I mean, i understand that you’re trying to extend the format for a different but completely valid use case, and there’s nothing wrong about it, but i just shared my random guess on why was it not important to support, originally, in a historical perspective. That sounds strange to me. IDEs are assumed to be responsible for both compilation and analysis (otherwise what does “I” stand for?), so they definitely do know this stuff. And it’s clear that in our case different build targets would produce different analysis results, so any IDE that integrates the analyzer would need to keep track of that. Users should either send preprocessed files with run-lines (a-la what scan-build automatically dumps; possibly preprocessed with -frewrite-includes to preserve macros), or very clear instructions on how to build their code. Otherwise there are tons of other reasons why you would be unable to reproduce the bug. One of the most infuriating problems with reproducing bugs is hitting various complexity thresholds in the analyzer. Eg., contains an epic story of how in order to reproduce the bug i needed to hit a threshold with ±0.08% precision. It’s great that we have determinism, right? I would probably not be using it in the foreseeable future, but i’m definitely not opposed to it. It seems that plists are quite reliable, i.e. adding more keys to their dictionaries usually doesn’t break existing stuff. Because George recently observed that generating plists might be a relatively time-consuming operation (not as slow as generating htmls but still noticeable in some cases), it might be good to keep it under the flag; i’m not fully sure that these observations are accurate, so if they aren’t confirmed, i’m fine with having these dumps without a flag. Are you planning to dump all macro expansions, or only expansions around diagnostic pieces?

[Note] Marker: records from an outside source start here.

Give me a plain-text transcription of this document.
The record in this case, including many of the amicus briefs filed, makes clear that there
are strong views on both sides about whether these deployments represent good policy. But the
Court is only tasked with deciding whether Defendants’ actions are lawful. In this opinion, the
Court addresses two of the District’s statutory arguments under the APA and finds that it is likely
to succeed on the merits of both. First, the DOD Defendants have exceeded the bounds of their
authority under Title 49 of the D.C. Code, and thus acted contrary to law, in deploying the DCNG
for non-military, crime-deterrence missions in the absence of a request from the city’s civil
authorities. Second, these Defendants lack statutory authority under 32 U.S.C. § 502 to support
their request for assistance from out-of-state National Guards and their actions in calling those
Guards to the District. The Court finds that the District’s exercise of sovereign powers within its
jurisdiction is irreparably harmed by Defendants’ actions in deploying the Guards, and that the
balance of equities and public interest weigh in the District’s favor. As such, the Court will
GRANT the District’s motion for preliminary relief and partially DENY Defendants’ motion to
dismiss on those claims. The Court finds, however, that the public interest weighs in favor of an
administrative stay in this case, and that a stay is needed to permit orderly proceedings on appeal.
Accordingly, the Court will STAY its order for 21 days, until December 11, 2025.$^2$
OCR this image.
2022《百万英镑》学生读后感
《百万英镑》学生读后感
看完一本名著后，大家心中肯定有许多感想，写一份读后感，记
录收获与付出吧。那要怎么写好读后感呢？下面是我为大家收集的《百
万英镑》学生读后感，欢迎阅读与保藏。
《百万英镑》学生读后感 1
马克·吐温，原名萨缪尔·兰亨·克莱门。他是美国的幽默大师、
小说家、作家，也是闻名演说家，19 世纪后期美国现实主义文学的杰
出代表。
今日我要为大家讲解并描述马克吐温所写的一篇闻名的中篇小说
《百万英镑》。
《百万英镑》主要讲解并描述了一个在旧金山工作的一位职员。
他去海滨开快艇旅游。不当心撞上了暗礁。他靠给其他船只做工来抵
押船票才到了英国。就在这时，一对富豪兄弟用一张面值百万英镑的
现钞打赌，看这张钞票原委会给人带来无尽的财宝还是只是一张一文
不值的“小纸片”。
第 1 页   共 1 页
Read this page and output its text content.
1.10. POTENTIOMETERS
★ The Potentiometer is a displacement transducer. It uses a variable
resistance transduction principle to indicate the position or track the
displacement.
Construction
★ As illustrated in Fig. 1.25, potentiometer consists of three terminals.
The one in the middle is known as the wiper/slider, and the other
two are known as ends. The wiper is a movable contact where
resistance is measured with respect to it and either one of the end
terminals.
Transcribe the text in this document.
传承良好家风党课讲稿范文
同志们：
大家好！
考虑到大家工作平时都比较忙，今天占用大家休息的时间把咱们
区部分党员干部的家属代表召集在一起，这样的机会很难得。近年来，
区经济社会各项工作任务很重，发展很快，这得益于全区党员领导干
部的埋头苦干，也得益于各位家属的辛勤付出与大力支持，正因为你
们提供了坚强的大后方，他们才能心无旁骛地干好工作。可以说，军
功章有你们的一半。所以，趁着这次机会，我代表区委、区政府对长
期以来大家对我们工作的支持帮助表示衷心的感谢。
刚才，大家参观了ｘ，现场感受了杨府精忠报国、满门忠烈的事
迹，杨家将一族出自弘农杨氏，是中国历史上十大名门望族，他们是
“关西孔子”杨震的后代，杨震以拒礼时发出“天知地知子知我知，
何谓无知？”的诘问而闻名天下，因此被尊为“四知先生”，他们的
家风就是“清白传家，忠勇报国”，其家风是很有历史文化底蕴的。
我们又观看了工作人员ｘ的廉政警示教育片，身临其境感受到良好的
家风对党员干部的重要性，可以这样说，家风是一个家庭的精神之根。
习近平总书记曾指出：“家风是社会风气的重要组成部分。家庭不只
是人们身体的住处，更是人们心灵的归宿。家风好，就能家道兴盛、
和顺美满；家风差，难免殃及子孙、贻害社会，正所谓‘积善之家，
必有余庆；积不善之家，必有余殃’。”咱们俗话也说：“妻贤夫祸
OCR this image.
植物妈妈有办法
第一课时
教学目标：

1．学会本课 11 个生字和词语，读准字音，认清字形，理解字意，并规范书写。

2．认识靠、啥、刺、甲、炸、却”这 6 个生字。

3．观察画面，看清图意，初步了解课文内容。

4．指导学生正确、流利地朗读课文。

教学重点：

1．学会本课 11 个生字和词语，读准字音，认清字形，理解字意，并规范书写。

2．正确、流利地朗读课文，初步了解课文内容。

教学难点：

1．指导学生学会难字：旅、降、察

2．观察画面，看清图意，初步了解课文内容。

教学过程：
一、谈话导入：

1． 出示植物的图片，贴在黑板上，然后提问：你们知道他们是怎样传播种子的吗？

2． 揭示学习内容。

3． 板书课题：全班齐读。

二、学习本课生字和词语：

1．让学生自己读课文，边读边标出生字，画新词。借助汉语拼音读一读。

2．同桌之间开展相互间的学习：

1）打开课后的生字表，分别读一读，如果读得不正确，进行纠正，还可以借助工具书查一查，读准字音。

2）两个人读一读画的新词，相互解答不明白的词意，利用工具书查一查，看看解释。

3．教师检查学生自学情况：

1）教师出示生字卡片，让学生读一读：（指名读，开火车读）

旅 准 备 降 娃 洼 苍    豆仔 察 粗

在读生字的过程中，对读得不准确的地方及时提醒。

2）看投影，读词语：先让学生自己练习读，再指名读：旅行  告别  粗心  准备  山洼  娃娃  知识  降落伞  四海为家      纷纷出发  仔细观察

Are you planning to dump all macro expansions, or only expansions around diagnostic pieces?

Sorry for the late reply – it simply took this long to make a functioning prototype, so I didn’t know whether dumping all macro expansions or just the related ones would be up to a simple if branch, or a completely different approach. Right now it looks like (well, its mostly already decided) only related macro expansions will be dumped.

I’m planning to upload a patch once I can prettify the current code in the coming days! :slight_smile:



Mm, actually you may want to use the middle-ground solution of referring to George's coverage dumps.

Can you elaborate? I’ve been trying to follow closely the patches and overall discussion in the analyzer in the last couple of months, but I don’t really see how macro expansions could be acquired from that.

I mean, not macros but the information on which macros are of interest to the user.

You know which lines of code were executed, so you can figure out which macros the user may want to look into.

The downside is that it’s a bit counter-intuitive for the user, i.e. it’ll be unobvious why some macros are expanded and others are not.

That sounds good, but I think dumping the macro expansions as proposed would be a lot better for our needs as of now.
But then again, why not both after this one?